Bastian yang mengerti dengan keadaan mencekam diantara keduanya, ia segera menyambut Abel dengan ramah, berusaha mencairkan suasana kembali, "Silahkan, apa yang ingin kau pesan?"

"D'Latte, aku ingin memesan itu satu," ujar Abel, mengeluarkan ponselnya untuk membayar pesanannya dan saat hendak berbalik, ia dapat merasakan Ian masih menatap lekat ke arahnya.

Tiba-tiba jawaban dingin dan terkesan ketus milik Ian tadi berputar dalam benaknya. Abel akhirnya menaikkan pandangannya dan maniknya kembali bertemu dengan milik Ian.

"Kenapa? Aku juga tidak boleh memesan kopi?" tanya Abel saat Ian masih memberikan tatapan datarnya.

Apa yang salah memangnya dengan Abel? Kenapa Ian tampak membenci dirinya? Apa pria itu mengenalinya sebelumnya?

Bahkan setelah Abel menerima minumannya dan duduk di tempatnya, Abel menikmati latte-nya itu dengan perasaan yang tidak nyaman.
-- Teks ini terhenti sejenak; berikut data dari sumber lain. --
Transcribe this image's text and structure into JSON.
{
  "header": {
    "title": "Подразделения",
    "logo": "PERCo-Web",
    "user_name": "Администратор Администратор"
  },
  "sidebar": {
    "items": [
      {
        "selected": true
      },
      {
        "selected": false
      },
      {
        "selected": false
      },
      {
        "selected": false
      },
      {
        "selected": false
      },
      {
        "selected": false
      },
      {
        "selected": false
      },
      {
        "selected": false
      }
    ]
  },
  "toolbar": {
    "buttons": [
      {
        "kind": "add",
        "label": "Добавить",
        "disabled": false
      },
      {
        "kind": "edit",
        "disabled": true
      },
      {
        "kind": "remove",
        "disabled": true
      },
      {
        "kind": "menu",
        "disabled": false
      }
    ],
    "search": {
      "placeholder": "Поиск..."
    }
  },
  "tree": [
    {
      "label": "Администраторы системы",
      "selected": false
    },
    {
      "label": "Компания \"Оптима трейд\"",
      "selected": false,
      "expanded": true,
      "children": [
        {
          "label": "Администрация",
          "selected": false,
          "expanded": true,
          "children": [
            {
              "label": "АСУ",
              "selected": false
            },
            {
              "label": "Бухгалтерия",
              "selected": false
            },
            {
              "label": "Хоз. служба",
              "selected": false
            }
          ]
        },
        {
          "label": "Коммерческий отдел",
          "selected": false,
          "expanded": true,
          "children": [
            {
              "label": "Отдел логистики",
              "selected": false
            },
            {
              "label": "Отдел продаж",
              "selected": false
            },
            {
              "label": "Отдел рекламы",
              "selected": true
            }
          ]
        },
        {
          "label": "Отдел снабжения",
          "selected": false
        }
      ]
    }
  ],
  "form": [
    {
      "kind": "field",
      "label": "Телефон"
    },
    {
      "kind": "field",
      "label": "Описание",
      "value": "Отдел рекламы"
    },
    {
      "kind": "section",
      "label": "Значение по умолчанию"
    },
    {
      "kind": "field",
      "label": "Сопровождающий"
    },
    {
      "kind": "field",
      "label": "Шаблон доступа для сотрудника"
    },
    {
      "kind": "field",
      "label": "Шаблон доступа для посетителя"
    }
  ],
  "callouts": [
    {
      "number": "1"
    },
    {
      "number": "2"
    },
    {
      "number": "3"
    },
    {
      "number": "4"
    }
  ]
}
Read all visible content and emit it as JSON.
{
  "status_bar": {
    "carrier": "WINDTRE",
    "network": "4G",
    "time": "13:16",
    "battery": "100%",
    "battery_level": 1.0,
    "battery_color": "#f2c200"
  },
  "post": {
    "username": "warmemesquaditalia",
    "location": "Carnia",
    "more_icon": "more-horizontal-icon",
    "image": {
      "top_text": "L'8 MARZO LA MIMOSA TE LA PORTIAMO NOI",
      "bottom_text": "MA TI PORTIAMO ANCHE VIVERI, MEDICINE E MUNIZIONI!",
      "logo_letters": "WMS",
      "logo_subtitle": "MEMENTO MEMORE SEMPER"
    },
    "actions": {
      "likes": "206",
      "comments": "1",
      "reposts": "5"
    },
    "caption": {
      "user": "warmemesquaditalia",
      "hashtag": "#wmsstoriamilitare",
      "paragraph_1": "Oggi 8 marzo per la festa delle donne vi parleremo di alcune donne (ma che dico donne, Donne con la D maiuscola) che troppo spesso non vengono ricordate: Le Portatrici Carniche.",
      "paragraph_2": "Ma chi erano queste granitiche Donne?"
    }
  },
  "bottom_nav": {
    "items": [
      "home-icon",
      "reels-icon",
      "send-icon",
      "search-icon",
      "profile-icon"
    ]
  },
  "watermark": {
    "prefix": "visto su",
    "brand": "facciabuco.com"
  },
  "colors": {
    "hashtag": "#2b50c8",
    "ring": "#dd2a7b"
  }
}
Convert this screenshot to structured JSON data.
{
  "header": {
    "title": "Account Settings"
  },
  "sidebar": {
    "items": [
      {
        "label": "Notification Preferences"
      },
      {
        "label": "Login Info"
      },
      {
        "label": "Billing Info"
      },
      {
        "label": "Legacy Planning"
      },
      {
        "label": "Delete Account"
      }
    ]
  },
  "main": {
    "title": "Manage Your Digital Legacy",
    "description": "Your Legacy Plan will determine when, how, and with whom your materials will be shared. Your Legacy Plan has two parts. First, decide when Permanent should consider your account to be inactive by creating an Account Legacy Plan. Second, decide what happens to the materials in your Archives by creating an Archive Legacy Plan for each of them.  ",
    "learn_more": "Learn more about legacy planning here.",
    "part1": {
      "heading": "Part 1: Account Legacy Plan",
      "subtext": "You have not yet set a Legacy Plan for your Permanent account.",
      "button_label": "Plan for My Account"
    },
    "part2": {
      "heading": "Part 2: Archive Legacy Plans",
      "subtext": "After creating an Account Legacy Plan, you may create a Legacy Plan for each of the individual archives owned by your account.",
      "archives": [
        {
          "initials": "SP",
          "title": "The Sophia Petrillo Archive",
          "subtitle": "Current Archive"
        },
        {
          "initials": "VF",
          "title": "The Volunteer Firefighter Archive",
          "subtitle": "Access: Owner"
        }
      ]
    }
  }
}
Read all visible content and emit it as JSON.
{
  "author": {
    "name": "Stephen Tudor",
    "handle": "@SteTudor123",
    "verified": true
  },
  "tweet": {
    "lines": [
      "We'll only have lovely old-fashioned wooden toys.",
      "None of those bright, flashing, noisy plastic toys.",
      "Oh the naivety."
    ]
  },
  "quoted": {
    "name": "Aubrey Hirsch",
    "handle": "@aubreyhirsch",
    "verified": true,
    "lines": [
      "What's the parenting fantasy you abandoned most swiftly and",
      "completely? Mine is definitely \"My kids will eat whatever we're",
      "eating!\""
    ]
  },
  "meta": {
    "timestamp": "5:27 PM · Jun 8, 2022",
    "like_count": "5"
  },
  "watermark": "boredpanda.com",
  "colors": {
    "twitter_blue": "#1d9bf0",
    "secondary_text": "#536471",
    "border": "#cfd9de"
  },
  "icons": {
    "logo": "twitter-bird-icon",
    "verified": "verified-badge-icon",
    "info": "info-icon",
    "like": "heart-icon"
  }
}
Abel merasa diawasi oleh sepasang mata yang menatapnya terang-terangan.

Benar-benar tipe bos yang tidak ramah.

Bel pintu masuk kafe kembali berbunyi, menandakan ada pelanggan yang masuk. Abel mengalihkan pandangannya sejenak ke arah sana, berusaha sok sibuk demi mengalihkan fokus benaknya dari tindakan aneh Ian.

Itu adalah sepasang kekasih, mereka tampak melakukan pemesanan dan akhirnya Ian terlihat fokus pada meracik minuman untuk mereka. Abel akhirnya bisa bernapas lega.

"Aku ingin kau meracik latte yang khusus itu."

Samar-samar karena heningnya suasana kafe, Abel dapat mendengar pembicaraan mereka. Wanita yang datang bersama kekasihnya itu kembali ke area konter pembuatan kopi dan tampak berbisik ke arah Ian. Abel kebetulan duduk dekat sana, dan kekasih dari wanita itu duduk agak jauh.

Ian menangguk tanpa mengalihkan fokus pada kegiatan meracik kopinya. Dan wanita itu tersenyum puas dengan jawaban Ian. 

Abel menautkan alis bingung, latte yang khusus?